Incorporates prior knowledge into the analysis of periodic data. PSEA offers the ability to compare gene expression results to a nonuniform background distribution and offers the fast, dynamic computation of statistical significance. It identifies biologically related gene sets showing temporally coordinated expression. PSEA evaluates each selected gene set for evidence of temporally coordinated transcription. It provides summary statistics describing these gene sets and produces summary diagrams depicting the results. PSEA enables biologists to analyze their own periodic data and it facilitates the interpretation of rhythmic biological data at the genome scale.
Serves for wavelet analysis and visualization of oscillatory signals. WAVOS has many features to simplify analysis with the discrete wave- let transform (DWT) and continuous wavelet transform (CWT), including: both command-line and graphical user interfaces; automatic processing of multiple time series simultaneously; or interfaces to multiple standard file formats. It provides several options for managing the implicit periodization and corresponding boundary effects.

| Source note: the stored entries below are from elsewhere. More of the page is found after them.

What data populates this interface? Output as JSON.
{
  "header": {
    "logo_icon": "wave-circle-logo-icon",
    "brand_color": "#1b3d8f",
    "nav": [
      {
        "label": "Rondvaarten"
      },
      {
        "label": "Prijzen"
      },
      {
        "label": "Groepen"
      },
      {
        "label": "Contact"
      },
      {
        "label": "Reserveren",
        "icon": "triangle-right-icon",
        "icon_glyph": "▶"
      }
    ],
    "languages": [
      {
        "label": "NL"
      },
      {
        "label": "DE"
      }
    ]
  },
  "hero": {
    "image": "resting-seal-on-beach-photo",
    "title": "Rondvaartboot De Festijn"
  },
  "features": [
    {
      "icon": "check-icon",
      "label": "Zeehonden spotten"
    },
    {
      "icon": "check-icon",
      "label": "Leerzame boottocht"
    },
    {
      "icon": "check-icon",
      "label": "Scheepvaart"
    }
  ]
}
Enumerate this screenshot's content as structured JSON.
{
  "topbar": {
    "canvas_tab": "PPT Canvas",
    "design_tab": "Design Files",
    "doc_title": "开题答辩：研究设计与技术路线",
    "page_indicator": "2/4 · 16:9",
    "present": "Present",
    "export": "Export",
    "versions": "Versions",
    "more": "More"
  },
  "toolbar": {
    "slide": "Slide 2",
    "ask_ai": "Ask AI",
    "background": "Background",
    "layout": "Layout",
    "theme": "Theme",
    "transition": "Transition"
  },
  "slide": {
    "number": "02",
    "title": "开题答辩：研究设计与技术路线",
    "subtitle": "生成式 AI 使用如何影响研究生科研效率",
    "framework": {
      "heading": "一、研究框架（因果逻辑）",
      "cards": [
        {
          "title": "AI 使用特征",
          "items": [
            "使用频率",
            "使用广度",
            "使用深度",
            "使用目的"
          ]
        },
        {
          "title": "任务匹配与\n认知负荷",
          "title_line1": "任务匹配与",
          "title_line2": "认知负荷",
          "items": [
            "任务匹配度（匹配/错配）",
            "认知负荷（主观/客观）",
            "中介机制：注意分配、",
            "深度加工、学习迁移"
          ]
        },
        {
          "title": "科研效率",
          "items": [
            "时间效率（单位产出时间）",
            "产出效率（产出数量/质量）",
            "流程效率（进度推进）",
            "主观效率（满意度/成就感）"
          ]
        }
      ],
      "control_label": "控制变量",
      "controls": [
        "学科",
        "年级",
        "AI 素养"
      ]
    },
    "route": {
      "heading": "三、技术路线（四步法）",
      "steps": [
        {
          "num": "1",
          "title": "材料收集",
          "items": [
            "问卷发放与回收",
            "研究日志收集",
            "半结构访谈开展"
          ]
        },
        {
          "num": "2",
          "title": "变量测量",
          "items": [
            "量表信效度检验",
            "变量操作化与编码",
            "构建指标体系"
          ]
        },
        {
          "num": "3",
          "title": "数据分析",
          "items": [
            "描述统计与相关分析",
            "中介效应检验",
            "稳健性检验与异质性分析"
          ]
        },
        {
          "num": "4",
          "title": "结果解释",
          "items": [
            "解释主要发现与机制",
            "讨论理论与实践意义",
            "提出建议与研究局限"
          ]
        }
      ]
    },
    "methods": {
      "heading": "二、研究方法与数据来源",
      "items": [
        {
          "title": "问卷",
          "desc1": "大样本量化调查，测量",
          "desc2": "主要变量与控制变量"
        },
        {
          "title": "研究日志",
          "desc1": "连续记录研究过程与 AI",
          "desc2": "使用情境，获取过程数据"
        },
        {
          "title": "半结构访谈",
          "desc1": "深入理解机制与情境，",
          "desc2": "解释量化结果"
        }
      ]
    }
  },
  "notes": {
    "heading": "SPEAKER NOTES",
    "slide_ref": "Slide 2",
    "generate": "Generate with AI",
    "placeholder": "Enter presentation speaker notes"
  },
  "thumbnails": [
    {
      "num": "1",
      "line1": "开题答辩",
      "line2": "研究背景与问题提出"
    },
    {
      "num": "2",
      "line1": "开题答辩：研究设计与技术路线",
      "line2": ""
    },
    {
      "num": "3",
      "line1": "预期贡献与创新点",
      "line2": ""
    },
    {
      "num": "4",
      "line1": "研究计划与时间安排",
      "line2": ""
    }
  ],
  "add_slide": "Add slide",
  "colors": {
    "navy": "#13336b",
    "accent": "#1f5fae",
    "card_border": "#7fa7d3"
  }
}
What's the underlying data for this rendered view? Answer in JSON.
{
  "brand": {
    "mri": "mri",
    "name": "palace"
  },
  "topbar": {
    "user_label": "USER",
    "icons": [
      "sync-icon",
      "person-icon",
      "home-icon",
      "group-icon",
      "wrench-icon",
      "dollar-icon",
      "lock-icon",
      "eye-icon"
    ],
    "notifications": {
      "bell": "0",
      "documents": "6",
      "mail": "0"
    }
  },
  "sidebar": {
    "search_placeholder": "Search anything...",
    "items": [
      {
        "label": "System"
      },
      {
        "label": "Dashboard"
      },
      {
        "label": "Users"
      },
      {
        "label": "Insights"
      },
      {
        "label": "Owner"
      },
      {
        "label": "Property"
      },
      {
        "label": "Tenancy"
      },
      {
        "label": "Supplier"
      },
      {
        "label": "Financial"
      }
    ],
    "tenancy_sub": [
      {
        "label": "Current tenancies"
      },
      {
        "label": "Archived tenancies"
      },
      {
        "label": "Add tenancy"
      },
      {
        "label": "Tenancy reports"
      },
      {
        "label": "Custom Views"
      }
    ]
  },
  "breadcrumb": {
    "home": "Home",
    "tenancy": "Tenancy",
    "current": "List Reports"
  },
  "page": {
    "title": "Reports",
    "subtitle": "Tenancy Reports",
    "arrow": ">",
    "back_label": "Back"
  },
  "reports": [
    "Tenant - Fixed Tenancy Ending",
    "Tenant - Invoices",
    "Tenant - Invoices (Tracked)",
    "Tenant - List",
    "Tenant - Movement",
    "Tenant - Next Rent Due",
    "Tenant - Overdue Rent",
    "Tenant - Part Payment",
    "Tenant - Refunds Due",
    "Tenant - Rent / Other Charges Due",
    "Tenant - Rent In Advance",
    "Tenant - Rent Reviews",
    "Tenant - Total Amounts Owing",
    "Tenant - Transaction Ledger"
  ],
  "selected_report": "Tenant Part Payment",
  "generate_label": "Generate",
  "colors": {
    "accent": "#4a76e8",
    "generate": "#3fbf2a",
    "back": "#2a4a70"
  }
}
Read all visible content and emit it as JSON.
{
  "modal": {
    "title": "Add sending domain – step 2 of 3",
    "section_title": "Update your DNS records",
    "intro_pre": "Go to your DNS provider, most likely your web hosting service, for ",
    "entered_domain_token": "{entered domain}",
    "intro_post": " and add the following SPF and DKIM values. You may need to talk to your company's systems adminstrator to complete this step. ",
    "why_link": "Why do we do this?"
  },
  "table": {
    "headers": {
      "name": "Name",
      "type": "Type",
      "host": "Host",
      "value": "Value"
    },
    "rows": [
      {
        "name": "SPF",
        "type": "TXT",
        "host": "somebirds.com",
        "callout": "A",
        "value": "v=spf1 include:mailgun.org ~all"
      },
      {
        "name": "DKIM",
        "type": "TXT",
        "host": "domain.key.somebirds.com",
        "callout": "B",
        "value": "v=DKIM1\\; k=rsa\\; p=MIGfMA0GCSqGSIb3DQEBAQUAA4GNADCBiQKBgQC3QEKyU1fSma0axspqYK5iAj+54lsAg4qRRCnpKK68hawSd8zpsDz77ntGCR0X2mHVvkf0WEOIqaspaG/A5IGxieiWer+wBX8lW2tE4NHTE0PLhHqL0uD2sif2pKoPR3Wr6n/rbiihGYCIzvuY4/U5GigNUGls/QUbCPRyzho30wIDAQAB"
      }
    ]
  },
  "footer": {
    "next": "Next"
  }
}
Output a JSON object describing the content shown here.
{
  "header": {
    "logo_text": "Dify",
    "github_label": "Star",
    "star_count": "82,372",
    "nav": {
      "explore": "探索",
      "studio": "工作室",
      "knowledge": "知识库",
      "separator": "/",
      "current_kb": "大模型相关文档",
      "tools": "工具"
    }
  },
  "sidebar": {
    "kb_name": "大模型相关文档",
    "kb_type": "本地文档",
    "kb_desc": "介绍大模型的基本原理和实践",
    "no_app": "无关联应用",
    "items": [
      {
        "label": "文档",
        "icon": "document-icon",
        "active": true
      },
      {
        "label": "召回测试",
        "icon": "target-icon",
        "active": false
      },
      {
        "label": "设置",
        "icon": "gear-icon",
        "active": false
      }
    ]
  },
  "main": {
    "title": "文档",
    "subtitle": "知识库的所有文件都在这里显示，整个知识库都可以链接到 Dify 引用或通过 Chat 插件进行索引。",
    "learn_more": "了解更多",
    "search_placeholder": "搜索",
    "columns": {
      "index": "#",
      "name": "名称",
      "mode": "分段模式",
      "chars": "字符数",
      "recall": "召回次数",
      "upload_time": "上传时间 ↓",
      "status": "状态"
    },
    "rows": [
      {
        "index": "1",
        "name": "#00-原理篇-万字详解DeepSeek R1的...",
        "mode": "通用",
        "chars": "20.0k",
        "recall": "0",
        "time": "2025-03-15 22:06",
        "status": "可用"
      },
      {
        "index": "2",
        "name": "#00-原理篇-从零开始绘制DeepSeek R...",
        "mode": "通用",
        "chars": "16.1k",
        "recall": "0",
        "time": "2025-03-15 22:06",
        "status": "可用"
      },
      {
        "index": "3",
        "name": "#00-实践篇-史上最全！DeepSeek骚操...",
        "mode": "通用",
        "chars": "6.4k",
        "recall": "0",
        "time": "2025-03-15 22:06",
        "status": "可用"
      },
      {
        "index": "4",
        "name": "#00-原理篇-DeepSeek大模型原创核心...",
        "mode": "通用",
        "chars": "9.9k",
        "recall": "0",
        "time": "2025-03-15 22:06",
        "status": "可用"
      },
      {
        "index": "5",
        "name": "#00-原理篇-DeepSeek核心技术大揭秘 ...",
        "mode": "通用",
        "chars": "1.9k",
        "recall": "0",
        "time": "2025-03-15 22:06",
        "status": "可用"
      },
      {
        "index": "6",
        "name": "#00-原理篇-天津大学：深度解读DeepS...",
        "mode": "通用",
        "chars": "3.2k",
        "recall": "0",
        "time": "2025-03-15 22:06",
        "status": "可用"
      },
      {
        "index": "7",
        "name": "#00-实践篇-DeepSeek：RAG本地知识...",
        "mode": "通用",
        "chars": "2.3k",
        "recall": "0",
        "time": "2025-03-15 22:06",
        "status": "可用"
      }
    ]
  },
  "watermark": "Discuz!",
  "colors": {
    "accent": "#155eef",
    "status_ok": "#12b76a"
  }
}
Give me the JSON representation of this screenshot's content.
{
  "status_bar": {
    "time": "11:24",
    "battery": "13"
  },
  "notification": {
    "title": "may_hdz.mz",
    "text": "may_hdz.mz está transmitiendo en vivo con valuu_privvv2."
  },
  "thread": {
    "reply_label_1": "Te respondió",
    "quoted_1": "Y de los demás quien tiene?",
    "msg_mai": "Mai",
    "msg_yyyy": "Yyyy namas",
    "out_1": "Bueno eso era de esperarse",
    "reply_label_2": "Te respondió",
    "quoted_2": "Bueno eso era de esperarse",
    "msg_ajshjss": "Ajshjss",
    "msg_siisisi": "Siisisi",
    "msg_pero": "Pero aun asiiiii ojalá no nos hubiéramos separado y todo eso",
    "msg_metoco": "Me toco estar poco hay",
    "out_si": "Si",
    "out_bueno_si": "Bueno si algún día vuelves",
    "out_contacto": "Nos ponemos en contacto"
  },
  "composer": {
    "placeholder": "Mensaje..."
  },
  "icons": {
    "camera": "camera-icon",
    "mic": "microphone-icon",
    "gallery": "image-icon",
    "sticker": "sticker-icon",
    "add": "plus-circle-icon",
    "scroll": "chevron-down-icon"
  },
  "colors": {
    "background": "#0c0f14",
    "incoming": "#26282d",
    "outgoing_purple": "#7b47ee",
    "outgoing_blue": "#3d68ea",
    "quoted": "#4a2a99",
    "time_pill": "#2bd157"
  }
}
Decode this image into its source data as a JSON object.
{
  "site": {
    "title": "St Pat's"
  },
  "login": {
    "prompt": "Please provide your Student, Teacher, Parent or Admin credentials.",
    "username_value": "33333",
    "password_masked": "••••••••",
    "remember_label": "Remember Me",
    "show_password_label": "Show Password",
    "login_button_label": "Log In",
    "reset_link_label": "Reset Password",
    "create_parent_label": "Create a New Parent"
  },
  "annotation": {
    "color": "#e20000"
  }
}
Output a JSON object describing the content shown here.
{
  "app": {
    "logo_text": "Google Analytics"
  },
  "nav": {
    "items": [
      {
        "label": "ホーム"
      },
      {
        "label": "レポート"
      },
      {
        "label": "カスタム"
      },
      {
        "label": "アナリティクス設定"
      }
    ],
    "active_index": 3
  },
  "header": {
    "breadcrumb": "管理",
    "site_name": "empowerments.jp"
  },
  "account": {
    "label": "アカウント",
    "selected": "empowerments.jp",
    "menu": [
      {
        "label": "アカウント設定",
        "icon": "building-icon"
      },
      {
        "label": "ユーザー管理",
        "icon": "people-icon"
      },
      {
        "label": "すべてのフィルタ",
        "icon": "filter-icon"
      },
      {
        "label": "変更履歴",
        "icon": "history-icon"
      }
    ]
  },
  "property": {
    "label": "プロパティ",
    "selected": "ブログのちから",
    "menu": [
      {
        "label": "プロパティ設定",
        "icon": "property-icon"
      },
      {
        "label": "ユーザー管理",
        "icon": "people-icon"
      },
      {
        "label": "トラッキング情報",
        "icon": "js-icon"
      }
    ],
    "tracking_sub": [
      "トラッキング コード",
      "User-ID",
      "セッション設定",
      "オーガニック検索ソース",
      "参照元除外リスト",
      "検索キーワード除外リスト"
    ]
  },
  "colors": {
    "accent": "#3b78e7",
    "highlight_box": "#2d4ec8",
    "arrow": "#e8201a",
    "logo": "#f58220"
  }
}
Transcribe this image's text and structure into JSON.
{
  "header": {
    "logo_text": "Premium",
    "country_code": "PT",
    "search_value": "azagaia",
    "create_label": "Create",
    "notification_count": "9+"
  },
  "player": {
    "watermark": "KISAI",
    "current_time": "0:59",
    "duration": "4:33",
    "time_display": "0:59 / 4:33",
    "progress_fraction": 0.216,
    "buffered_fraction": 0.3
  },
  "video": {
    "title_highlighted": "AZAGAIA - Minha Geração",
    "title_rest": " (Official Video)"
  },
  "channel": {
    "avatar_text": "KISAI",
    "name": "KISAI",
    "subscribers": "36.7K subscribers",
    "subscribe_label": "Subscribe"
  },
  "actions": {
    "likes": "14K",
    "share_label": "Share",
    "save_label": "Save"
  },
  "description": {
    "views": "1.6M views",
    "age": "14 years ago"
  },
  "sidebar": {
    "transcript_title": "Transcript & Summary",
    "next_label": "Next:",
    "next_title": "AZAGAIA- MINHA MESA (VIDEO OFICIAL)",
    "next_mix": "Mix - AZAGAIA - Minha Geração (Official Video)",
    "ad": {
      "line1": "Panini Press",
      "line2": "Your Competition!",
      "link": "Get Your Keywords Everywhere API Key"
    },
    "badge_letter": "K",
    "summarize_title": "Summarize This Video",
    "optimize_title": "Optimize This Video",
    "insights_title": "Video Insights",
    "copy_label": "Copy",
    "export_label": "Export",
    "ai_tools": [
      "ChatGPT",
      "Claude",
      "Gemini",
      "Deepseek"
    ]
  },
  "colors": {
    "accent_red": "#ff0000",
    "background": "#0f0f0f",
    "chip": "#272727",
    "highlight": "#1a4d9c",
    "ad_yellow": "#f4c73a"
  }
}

Enables detection of gene-wise differential rhythmicity and differential expression in circadian or otherwise rhythmic transcriptome data. LimoRhyde provides a framework for assessing how rhythmic biological systems respond to genetic and environmental perturbations. The software is inspired by cosinor regression. It can be applied to data from any experimental design that can be described by a linear model.
A general-purpose robust testing procedure for finding periodic sequences in multiple time series data. Robustperiodic is based on a spectral estimator which is incorporated into the hypothesis testing framework using a so-called g-statistic together with correction for multiple testing. This results in a robust testing procedure which is insensitive to heavy contamination of outliers, missing-values, short time series, nonlinear distortions, and is completely insensitive to any monotone nonlinear distortions.